この日は魔法の授業がなく、すべてが通常授業の日で、クラウディアはつつがなく一日を終えた。
ホームルーム後の教室からは、どんどんクラスメイトが減ってゆく。みんなはそれぞれ校庭で遊んだり、図書室や遊戯室に向かったりして、思い思いの放課後を過ごしているのだ。
そんな中クラウディアは、教室の窓に設けられた手すりへと顎を置き、校舎の下を行き交う生徒たちを眺めていた。
(……のんびりとした時間だわ)
ふわあと小さくあくびをし、学院を覆う結界を見上げる。遥か頭上を泳いでいるのは、小魚を追い立てているエイだった。
(今日で十日目。学院内の様子が分かってきて、私の存在も馴染み始めた頃)
この十日の間に、クラウディアは同室のラウレッタと随分仲良くなった。
クラウディアと一緒に行くのなら、魔法の授業にも顔を見せてくれる。まだ授業そのものには参加せず、見学のみではあるものの、これは大きな変化と言えるだろう。
(ラウレッタ先輩の肉声を聞けることが増えてきて、これも良い傾向だわ。セドリック先輩も、ラウレッタ先輩に謝罪の手紙を書いたそうだし……)
その上で、ラウレッタに直接会って謝りたいということも文章に綴られていた。
ラウレッタは悩んだ顔をした末、短い返事を書いている。
いわく、『私がセドリック先輩を怖くなくなったら』だそうだ。
続いて、『私も、暴走でみんなを怖がらせたことをもう一度謝りたいです』とも綴られていた。
(ラウレッタ先輩とは、お部屋で秘密の特訓もしているものね。魔法で作ったお魚さんの追いかけっこは、魔力制御の練習にぴったり)

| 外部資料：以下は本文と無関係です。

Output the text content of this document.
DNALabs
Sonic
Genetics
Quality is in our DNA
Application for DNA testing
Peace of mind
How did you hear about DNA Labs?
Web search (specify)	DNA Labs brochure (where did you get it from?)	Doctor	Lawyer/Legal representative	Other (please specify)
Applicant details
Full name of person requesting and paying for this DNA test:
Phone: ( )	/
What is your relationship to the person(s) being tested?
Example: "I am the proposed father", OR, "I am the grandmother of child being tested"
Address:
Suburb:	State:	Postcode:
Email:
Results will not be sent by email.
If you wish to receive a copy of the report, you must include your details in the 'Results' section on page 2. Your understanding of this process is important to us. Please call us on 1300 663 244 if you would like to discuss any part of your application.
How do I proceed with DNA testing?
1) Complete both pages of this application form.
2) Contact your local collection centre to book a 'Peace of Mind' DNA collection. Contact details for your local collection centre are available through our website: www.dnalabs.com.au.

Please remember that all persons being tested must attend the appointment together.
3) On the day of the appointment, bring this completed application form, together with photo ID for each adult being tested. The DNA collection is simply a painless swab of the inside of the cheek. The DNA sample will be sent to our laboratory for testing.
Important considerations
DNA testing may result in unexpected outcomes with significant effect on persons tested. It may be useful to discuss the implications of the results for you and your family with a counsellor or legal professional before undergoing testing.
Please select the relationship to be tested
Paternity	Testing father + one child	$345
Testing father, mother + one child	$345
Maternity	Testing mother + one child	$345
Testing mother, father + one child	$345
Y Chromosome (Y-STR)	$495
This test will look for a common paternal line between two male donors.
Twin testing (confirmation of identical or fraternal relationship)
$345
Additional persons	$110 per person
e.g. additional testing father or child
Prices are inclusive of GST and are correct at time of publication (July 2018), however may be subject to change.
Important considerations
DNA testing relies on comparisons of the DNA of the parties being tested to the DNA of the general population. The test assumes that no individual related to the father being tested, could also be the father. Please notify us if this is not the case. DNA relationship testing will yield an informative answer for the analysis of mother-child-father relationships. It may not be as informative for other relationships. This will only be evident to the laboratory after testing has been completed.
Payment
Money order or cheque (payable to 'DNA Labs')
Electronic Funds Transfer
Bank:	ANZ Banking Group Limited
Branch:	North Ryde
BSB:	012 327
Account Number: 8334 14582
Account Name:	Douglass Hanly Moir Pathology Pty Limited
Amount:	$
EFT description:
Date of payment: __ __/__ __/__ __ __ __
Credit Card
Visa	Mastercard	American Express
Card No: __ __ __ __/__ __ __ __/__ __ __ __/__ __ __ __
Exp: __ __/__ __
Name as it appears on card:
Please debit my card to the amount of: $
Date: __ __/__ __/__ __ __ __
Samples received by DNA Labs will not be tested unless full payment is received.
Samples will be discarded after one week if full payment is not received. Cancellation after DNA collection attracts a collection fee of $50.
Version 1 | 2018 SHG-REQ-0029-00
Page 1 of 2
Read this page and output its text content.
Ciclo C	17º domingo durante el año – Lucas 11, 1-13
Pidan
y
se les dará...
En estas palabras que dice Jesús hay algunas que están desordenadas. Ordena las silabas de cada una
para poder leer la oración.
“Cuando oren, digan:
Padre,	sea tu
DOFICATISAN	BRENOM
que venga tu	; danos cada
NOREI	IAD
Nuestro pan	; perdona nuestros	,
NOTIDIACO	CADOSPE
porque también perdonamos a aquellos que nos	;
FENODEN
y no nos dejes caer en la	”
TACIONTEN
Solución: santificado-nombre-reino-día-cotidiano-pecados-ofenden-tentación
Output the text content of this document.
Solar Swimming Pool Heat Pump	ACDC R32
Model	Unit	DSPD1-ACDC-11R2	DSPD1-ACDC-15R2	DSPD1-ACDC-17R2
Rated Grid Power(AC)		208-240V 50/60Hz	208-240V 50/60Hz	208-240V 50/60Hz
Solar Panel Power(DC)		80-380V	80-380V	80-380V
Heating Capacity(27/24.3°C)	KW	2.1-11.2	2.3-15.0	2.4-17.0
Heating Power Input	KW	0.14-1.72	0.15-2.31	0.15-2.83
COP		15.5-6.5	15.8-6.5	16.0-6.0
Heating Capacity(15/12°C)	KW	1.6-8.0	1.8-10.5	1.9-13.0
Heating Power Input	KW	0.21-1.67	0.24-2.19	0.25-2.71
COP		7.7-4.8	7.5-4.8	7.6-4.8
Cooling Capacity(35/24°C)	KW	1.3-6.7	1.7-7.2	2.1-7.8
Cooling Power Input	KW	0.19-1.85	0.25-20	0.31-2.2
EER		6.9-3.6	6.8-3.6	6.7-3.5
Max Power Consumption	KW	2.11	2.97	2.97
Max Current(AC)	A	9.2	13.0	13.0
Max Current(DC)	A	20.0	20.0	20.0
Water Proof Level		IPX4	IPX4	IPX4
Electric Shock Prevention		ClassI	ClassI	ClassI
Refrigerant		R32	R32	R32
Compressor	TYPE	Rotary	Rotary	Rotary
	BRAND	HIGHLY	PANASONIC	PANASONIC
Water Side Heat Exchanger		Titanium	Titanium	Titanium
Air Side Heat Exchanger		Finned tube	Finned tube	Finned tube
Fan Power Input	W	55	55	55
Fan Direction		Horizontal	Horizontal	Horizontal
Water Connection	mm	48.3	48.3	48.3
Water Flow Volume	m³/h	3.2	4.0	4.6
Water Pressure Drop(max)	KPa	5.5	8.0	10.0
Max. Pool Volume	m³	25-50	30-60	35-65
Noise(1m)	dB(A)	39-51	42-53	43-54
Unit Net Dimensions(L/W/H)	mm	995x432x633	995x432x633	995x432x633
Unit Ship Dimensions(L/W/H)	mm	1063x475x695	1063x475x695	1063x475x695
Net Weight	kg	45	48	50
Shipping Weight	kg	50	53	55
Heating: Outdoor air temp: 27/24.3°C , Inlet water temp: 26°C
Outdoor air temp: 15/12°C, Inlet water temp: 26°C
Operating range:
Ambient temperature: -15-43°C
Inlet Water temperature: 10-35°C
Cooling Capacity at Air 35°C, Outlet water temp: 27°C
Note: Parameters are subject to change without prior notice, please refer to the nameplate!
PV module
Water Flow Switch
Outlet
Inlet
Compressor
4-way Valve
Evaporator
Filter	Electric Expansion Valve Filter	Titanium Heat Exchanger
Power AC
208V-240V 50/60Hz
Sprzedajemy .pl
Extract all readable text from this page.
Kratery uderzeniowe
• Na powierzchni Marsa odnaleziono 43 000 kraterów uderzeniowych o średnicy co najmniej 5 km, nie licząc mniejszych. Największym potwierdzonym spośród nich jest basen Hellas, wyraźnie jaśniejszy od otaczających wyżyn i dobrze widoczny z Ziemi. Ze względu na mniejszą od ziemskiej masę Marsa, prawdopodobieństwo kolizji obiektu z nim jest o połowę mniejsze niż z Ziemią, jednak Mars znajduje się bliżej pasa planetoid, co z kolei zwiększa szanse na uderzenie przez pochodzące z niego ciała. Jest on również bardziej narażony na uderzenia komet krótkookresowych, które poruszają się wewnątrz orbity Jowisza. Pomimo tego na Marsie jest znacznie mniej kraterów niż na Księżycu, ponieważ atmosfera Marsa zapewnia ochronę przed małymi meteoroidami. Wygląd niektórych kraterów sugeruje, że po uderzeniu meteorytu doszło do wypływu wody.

クラウディアは指先で、小さな魔法の魚を作り出す。その魚はクラウディアの鼻の頭をつんと突ついた後、ふわふわと泳いでいって消えた。
(次に調べるべき『対象』は、八年生の――……)
「わあっ、見て見て!」
廊下から聞こえてきた声に、クラウディアは後ろを振り返る。
クラウディアがいる教室の前で、他のクラスの一年生たちが手を取り合い、なんだか色めき立っているようだ。
「フィオリーナ先輩よ。低学年の校舎に何かご用なのかしら!」
「一度だけでもお話してみたいわ。行ってみましょ!」
ぱたぱたと駆けていく彼女たちを追って、クラウディアもひょこっと廊下を覗き込む。
すると向こうには、周囲に十人ほどの生徒たちを連れたフィオリーナが、談笑しながら歩いてくる姿が見えた。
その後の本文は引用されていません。